Well, I was agent-less but I heard on the grapevine that they were casting this role, and I had watched the first season and loved it. So, I was definitely keen. I remember having a meeting with Shaheen Baig after writing to her for advice and she advised me to record myself doing a monologue and send it to agents via Wetransfer and that’s what I did, and my now agent Joe Powell replied and invited me in for a meeting, and after the meeting I was like ‘Hey Joe, I know they’re casting for Sex Education can I be seen for it?’ He wasn’t my agent at this point but he still put me up for it. The next day I had my audition and I guess the rest is history.
You first starred in season two, how did you approach your character?
I see what the script is saying and try and build from there. I think about what pace she speaks, usually fast. I do a lot of improv beforehand and build a character.
Can you relate to Viv in anyway?
I think we all kind of relate to Viv, because we all knew a Viv at school. I think we both share ambition.

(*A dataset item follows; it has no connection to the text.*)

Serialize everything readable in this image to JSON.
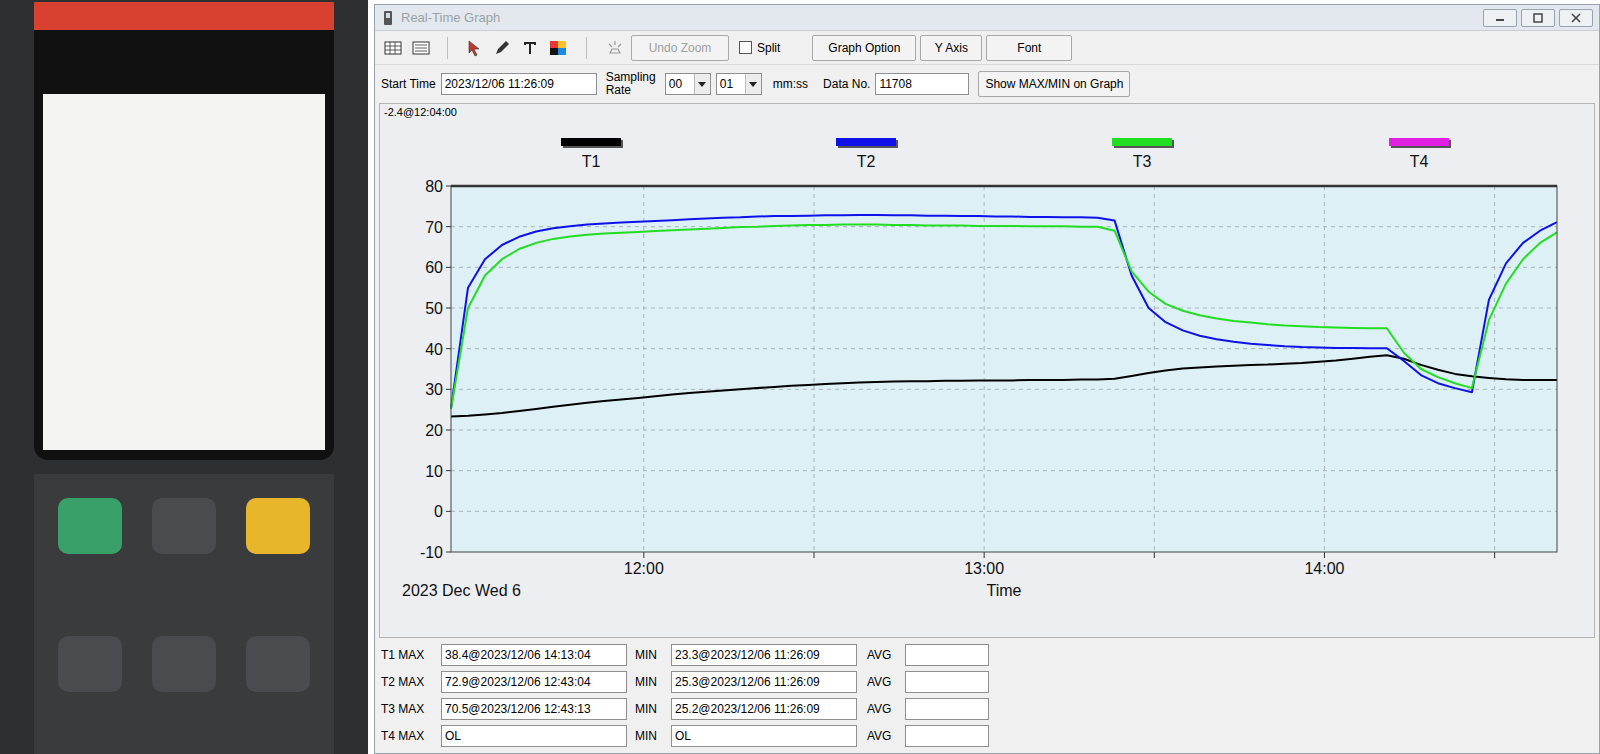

Viv struggles a lot between what is morally right and wrong while being a high achiever, do you think she deals with it well?
I think she’s very torn this season doing what’s right for her and what’s right for the school. It’s hard especially at that tender age. When we realised she’s basically a diversity hire things become clearer.
Working on season 3, what was the most memorable moment for you?
I have a few, so this is hard. One of the highlights was when we were all around the bus and Jim was making everyone corpse. It took us all so many takes to complete that scene.
What are you most excited for fans to see from the new season in comparison to the last?
I’m most excited for people to see Viv blossom.
Aside from Sex Education you are also starring in School for Good and Evil with Kerry Washington and Charlize Theron, how did this come about?
Yes I am. Word travels fast y’know! I auditioned and ended up getting a role.
What can we expect from this film, talk us through your role?
Can say much about my role because I hate spoilers. I will say that it’s a great cast and we all created something special.
Working alongside these amazing actors, what was that experience like?
You know, it’s always great seeing masters at work doing what they do best. Kerry is so generous and I learnt so much from watching her.
What is the best piece of advice you have received?
“You’re the last thing people are thinking about, don’t worry” – Jemima Kirke
What are you most excited for/ Looking forward to?
I’m excited about getting my projects off the ground. The grind continues but we move.